Woman: Waren Sie als Kind auf ihre Mutter böse, weil sie so wenig Zeit hatte?
Kroetz-Relin: Böse kann man nicht sagen. Aber ich mußte immer wieder Abschied nehmen, das war sehr schwer. Sie war ja oft monatelang unterwegs. Sie hat geschrieben und angerufen aber sie war eben nicht da, wenn ich Probleme hatte. Aber ich war stolz auf meine berühmte Mama. Auch wenn ich mein Leben lang die Tochter von bin. Ich nenne das meinen Adelstitel (lacht).
Woman: Besuchen Sie Ihre Mutter häufig?
Kroetz-Relin: Schon. Und wir telefonieren regelmäßig.
Woman: Es muß schwer sein, sie als Pflegefall zu erleben.?
Kroetz-Relin: Das ist sehr schwer. Die Mami lebt in einer Art Dämmerzustand, in einer anderen Welt Aber sie beschreibt mir diese Welt als schön und das ist ein Trost.
Woman: Sie erkennt Sie aber?
Kroetz-Relin: Das schon. In lichten Momenten können wir uns auch gut unterhalten. Da blüht sie richtig auf.
Woman: Unterstützt Sie Ihr Mann
Kroetz-Relin: Wenn ich nicht da bin betreut er alles. Er wurde auf seine alten Tage noch umgeschult auf Hausmann (lacht).
Woman: Wie schafft man es 16 Jahre glücklich verheiratet zu sein?
Kroetz-Relin: Indem man an der Liebe arbeitet. Als er merkte, dass ich Veränderung brauche, hat er mich unterstützt, nicht auf stur geschalten. Ein wichtiger Punkt im Zusammenleben ist auch: Nichts als selbstverständlich hinnehmen. Kritik ist so schnell hingeworfen und mit Lob tun wir uns schwer. Man muß auch in der Familie Danke sagen können!
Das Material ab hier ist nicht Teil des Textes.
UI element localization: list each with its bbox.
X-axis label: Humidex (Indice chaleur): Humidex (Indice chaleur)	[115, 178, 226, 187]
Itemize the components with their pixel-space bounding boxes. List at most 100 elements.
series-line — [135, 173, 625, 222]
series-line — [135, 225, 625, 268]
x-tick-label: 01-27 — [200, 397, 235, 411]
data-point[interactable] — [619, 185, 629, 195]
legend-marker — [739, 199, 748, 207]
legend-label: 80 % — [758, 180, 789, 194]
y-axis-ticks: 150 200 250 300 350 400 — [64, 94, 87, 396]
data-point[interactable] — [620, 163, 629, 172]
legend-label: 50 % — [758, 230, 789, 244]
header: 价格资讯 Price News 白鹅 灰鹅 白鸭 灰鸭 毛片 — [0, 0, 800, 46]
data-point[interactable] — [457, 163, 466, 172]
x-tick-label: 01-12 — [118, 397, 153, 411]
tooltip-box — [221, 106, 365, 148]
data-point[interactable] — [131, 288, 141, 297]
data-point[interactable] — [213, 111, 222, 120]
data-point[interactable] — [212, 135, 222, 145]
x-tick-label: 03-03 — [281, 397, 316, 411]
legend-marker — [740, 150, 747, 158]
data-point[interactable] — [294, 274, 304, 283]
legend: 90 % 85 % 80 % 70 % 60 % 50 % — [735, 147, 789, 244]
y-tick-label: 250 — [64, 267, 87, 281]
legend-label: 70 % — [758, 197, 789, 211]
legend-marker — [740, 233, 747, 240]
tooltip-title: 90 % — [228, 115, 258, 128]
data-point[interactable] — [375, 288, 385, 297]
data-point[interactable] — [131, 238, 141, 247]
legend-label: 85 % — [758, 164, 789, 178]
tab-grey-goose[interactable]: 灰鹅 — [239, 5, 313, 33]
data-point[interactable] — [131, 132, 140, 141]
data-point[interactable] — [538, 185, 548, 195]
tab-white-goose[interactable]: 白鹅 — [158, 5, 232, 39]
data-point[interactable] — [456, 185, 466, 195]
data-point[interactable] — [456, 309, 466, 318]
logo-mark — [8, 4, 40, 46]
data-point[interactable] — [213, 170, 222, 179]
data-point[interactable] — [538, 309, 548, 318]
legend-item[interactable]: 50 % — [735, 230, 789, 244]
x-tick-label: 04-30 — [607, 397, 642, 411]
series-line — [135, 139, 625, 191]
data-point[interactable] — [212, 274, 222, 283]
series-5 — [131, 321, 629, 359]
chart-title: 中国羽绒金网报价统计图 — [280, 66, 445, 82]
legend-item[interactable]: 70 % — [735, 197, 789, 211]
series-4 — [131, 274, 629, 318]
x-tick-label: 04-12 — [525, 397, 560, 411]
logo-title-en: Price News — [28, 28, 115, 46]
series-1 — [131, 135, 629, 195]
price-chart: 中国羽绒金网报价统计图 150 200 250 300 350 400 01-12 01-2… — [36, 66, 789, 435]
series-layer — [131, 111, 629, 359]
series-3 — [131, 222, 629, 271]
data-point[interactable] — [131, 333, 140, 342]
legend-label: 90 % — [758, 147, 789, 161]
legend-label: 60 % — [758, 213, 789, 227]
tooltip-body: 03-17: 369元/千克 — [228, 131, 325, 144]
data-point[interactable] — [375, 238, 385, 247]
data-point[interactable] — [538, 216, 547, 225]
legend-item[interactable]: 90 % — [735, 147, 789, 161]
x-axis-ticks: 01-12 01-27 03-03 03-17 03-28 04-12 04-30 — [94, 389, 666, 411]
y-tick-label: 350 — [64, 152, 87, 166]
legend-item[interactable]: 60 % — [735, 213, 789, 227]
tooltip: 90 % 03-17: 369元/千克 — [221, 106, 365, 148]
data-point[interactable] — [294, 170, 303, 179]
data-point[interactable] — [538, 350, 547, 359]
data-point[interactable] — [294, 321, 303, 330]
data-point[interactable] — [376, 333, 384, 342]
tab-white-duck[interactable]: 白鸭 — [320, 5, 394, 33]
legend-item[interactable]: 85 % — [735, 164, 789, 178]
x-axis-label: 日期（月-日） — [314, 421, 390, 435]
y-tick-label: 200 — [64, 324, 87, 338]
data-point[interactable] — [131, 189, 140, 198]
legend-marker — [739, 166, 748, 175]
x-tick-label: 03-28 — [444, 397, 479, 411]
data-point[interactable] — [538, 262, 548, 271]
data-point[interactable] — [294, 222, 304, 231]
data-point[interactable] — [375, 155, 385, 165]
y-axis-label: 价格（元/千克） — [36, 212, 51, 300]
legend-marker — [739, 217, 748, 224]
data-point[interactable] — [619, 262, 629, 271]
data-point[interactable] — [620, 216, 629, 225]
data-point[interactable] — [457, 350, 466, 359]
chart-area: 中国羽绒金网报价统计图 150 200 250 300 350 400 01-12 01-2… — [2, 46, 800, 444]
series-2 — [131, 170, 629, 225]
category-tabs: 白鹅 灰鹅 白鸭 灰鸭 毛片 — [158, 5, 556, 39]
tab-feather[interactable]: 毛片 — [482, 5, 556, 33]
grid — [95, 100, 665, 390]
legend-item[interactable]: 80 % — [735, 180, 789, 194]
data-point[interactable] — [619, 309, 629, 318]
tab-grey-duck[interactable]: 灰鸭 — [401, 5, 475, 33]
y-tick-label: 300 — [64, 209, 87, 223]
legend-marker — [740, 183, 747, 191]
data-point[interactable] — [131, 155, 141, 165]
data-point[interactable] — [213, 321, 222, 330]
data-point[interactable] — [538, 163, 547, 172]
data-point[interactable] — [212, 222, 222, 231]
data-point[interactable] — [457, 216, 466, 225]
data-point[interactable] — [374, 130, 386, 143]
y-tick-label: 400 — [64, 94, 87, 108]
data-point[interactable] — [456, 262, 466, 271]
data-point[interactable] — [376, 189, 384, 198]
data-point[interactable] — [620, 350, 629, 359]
Woman: Wofür zollen Sie sich selbst Anerkennung?
Kroetz-Relin: Dass ich heute trotz Trauma Abschied nehmen kann. Denn man erfährt tausende Abschiede im Leben. Von Menschen und von Lebensphasen. Das Gute ist, dass jeder Abschied auch für einen neuen Anfang steht.